OpenAI is a charity nonprofit, in fact.
> Microsoft's investment is in OpenAI Global, LLC, a for-profit company.
OpenAI Global LLC is a subsidiary two levels down from OpenAI, which is expressly (by the operating agreement that is the LLC's foundational document) subordinated to OpenAI’s charitable purpose, and which is completely controlled (despite the charity's indirect and less-than-complete ownership) by OpenAI GP LLC, a wholly owned subsidiary of the charity, on behalf of the OpenAI charity.

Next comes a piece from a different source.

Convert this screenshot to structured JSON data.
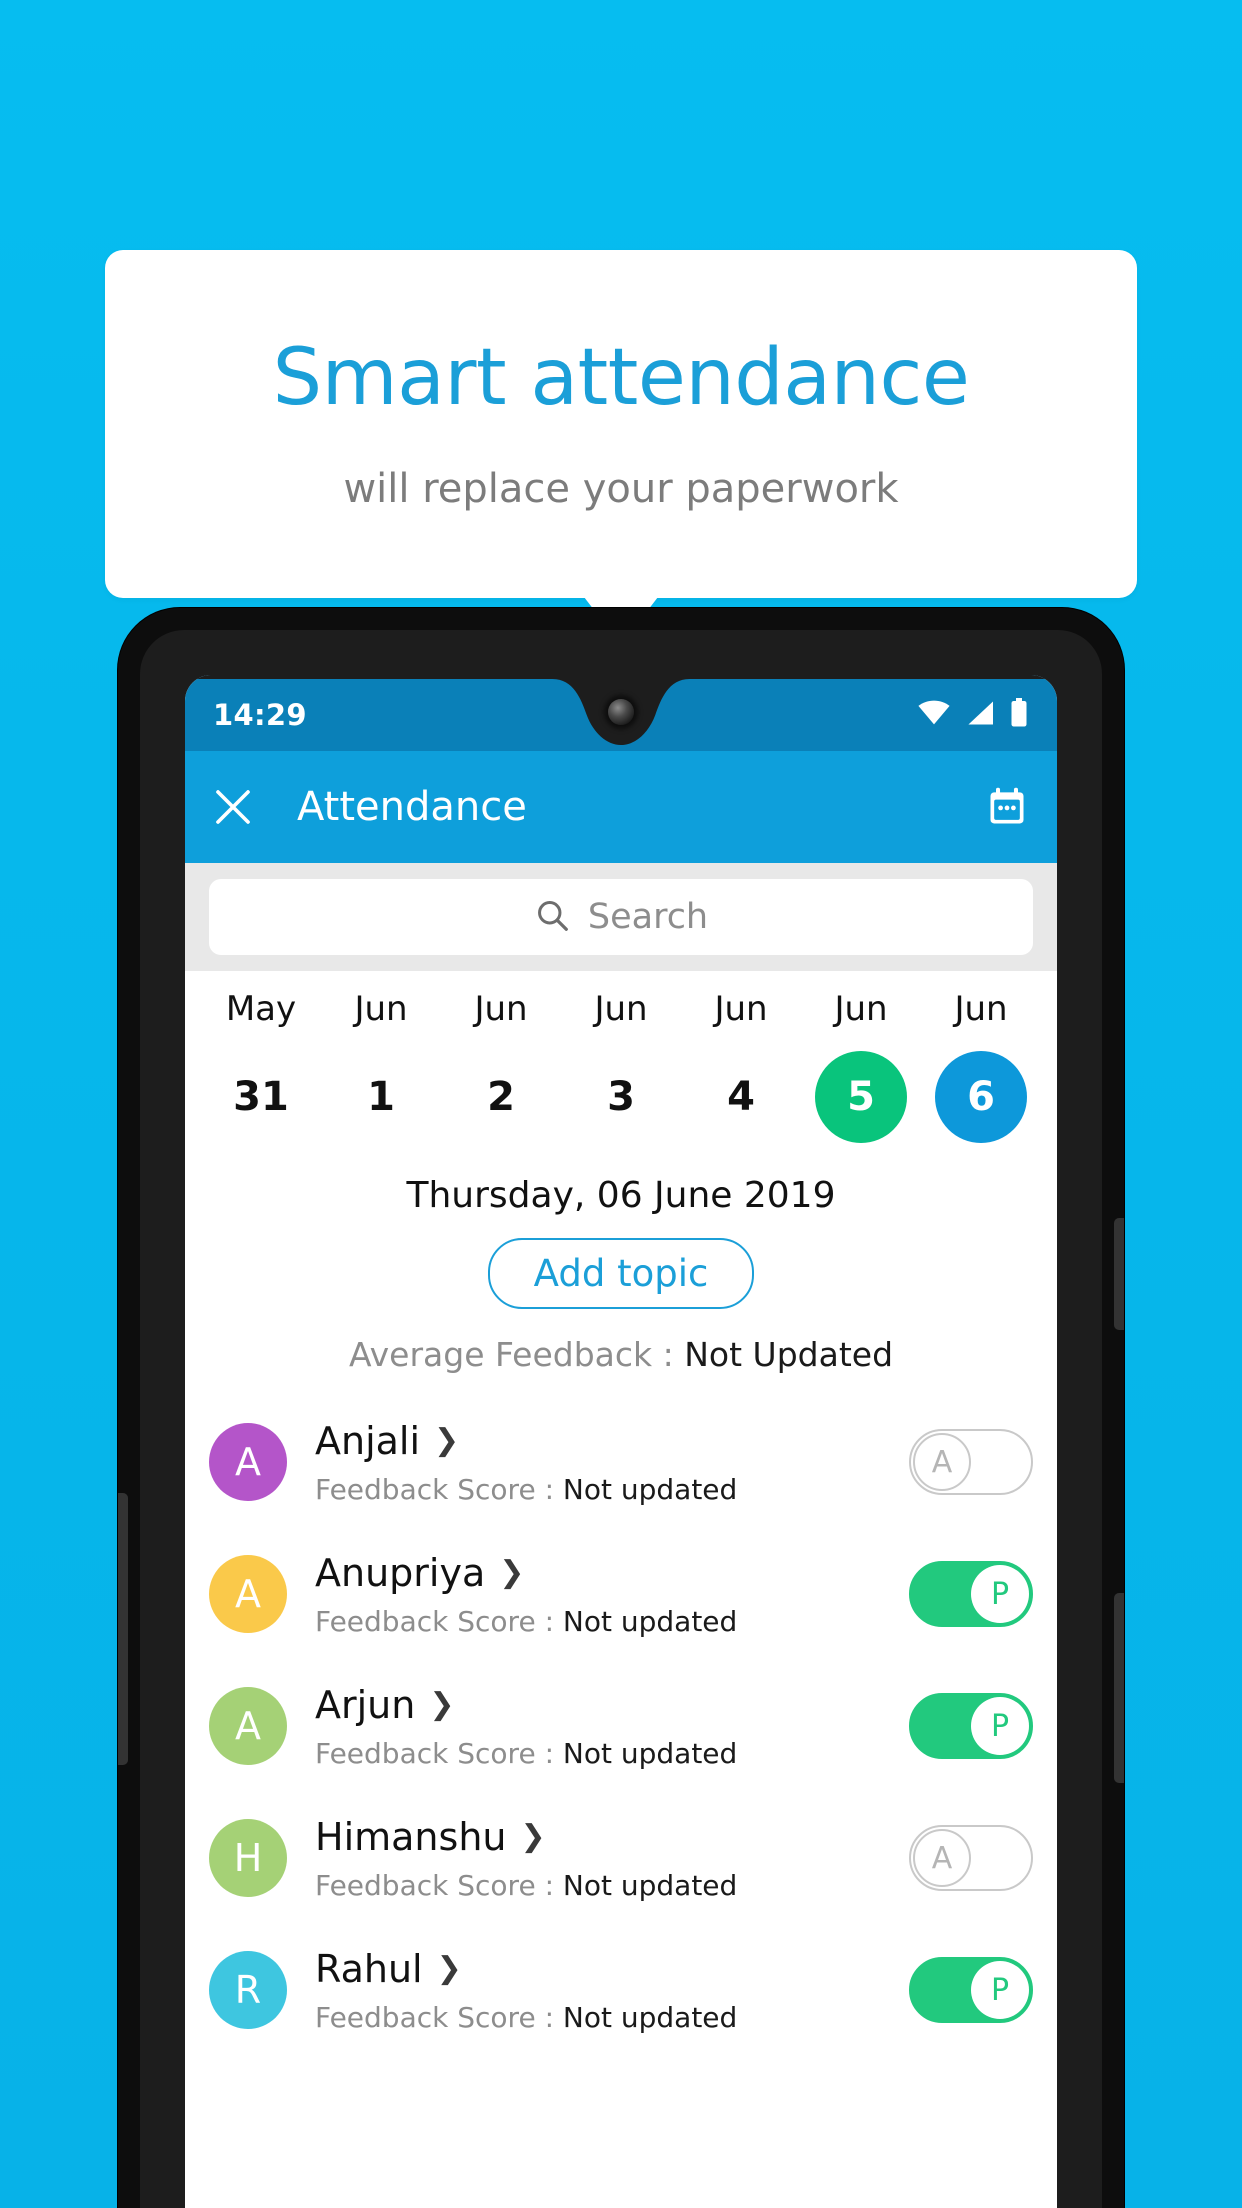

And, particularly, the OpenAI board is. as the excerpts you quote in your post expressly state, the board of the nonprofit that is the top of the structure. It controls everything underneath because each of the subordinate organizations foundational documents give it (well, for the two entities with outside invesment, OpenAI GP LLC, the charity's wholly-owned and -controlled subsidiary) complete control.
also infamously they fundraised as a nonprofit, but retracted to admit they needed a for profit structure to thrive, which Elon is miffed about and Sam has defended explicitly
There's been a lot of news lately, but unless I've missed something, even with the tentative agreement of a new board for the charity nonprofit, they are and plan to remain a charity nonprofit with the same nominal mission.
> also infamously they fundraised as a nonprofit, but retracted to admit they needed a for profit structure to thrive
No, they admitted they needed to sell products rather than merely take donations to survive, and needed to be able to return profits from doing that to investors to scale up enough to do that, so they formed a for-profit subsidiary with its own for-profit subsidiary, both controlled by another subsidiary, all subordinated to the charity nonprofit, to do that.
Once the temporary board has selected a permanent board, give it a couple of months and then get back to us. They will almost certainly choose to spin the for-profit subsidiary off as an independent company. Probably with some contractual arrangement where they commit x funding to the non-profit in exchange for IP licensing. Which is the way they should have structured this back in 2019.
Personally I'm nowhere near 95% confident that will happen. I'd say I'm about 75% confident it won't. So I wouldn't be utterly shocked, but I would be quite surprised.